A Cruciform God

a cruciform godNo wonder I had it wrong. I’d been looking at it backwards. I’d been trying to understand the God of the New Testament by interpreting Him through the actions of the God of the Old Testament. And all along I should have been looking for a cruciform God.

Jesus Has Authority To Redefine the Law

The life and teaching of Jesus flies in the face of any such interpretation. John 1:18 teaches that the only man who has ever seen God was Jesus, who was God and therefore in close relationship with God. Jesus is the Light, the Word, and the Way to God. This means that Christ’s words carry ultimate authority and revelation. Although Jesus was clear that He was the fulfillment of the Old Testament law, He also made it very clear that He had authority to clarify the law and to completely redefining it, which He did on many occasions.

Greg Boyd makes the obvious deduction from the New Testament’s witness:

“Since Calvary gives us a perspective of God’s character that is superior to what people in the Old Testament had, we can also enjoy a superior perspective of what was actually going on when Old Testament authors depicted God engaging in and commanding violence.”

The Law Is Fulfilled In Christ

This means that if there is an apparent clash between the way God acted in the Old Testament and how He behaved in the New Testament, the revelation of the New Testament takes precedent in helping us to understand and resolve that clash. We must read the whole of Scripture through the magnifying lens of the life, death, and resurrection of Jesus, realizing that not only is He the splitting image of the Father (John 14:9), but that all scripture testifies of Him (John 5:39). The Law and the Prophets of the Old Testament are all fulfilled in Jesus. They point to a cruciform God.

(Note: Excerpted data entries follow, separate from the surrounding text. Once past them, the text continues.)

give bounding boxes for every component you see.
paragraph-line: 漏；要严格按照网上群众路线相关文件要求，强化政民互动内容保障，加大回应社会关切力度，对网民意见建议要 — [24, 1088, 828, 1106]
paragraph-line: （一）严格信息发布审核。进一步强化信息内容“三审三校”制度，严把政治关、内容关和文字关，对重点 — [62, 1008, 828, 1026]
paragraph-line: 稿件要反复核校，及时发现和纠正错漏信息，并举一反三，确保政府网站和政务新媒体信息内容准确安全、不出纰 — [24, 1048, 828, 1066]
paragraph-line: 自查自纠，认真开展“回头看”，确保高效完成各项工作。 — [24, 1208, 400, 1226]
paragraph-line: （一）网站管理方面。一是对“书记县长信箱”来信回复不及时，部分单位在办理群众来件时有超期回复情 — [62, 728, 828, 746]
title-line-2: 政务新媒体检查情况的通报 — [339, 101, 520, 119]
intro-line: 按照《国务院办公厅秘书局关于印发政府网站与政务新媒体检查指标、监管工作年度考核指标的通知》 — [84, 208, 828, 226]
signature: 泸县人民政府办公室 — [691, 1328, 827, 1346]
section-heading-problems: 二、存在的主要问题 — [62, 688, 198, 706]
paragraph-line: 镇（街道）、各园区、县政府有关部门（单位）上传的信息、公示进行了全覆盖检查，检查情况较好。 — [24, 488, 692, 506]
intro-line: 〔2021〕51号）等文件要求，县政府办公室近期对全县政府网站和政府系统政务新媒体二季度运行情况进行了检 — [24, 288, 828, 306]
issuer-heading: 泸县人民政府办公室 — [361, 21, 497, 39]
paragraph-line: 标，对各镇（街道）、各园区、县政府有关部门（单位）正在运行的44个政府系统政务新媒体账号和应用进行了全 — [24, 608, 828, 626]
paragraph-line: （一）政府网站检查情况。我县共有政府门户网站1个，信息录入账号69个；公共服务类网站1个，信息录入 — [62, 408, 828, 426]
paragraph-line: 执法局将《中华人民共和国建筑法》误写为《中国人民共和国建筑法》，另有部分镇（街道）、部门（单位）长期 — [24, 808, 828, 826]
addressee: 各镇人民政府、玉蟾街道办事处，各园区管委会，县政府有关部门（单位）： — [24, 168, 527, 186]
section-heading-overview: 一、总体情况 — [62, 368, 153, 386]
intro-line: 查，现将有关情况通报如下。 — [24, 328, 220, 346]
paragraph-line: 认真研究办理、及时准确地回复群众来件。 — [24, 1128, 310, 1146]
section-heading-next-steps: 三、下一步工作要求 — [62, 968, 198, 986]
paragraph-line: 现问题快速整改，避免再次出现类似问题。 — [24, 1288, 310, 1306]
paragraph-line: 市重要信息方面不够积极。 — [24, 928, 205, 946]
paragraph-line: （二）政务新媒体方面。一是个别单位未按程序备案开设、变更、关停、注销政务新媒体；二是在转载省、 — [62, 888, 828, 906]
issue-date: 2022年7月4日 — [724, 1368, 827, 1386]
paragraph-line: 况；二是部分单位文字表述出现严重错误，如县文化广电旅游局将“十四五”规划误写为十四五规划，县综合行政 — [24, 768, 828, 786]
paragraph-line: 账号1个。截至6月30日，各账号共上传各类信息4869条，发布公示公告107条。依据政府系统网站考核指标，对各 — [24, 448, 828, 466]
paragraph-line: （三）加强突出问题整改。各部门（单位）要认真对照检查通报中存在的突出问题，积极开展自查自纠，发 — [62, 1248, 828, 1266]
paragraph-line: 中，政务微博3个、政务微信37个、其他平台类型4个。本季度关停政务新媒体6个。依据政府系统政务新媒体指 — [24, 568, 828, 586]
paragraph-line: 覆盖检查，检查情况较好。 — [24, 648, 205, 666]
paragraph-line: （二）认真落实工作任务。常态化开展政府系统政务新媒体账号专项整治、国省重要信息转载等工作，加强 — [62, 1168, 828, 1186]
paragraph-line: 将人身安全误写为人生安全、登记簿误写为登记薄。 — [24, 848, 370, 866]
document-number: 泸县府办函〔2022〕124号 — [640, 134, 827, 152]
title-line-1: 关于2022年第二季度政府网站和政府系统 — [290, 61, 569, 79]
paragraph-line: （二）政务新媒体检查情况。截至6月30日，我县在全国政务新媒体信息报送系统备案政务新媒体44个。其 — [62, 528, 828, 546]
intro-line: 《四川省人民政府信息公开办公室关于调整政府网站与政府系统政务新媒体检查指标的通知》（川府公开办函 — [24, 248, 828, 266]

“If we remain committed to the conviction that all Scripture is inspired for the ultimate purpose of bearing witness to the revelation of God on the cross, and if we therefore humbly look for the crucified God in the depths of the Old Testament’s violent depictions of God, my claim is that we do, in fact, find him.”

– Greg Boyd

Crucified from the Foundation of the World

The implication of such interpretation is nothing short of stunning because we must find that both Gods are the same. The revelation that is marvelous in our eyes is that the God of the New Testament is doing nothing new. He is, and always has been, a cruciform God. Jesus does nothing that the Old Testament God didn’t do. He is simply doing what He has always done—no more or no less—in His interactions with man throughout the history of the world. To say it another way, God has been dying on the cross since sin began. This means that the horrifically violent depictions of God in the Old Testament must be redefined through the glory of the astounding life of Jesus.

Greg Boyd drives this point home:

“The revelation of God on the cross must bring a once-and-for-all ending to all of our own violent conceptions of Him. Just as we renounce the sin and violence manifested on the surface appearance of the cross, even as we by faith discern God stooping out of love to bear the sin and violence, so too, I contend, we should renounce the sin and violence manifested on the surface appearance of the Old Testament’s violent depictions of him, even as we by faith discern God out of love stooping to bear this sin and violence. For when the sin of the world was nailed to the cross with Christ (Colossians 2:14), the sinful conception of God as a violent warrior God was included. Hence, the revelation of the agape-loving and sin-bearing crucified God entails the permanent crucifixion of the violent warrior god.”

If Jesus Was Not Violent, Then Neither Was Yahweh

Indeed, we have made the serious mistake of characterizing God as violent and severe as we interpreted Him through the partial revelation of the Old Testament, what Paul calls the shadow that points to things yet to come. Instead, we must redefine the Old Testament God as a cruciform God, through the fullness of the glory seen in the face of Jesus and blend them together as one.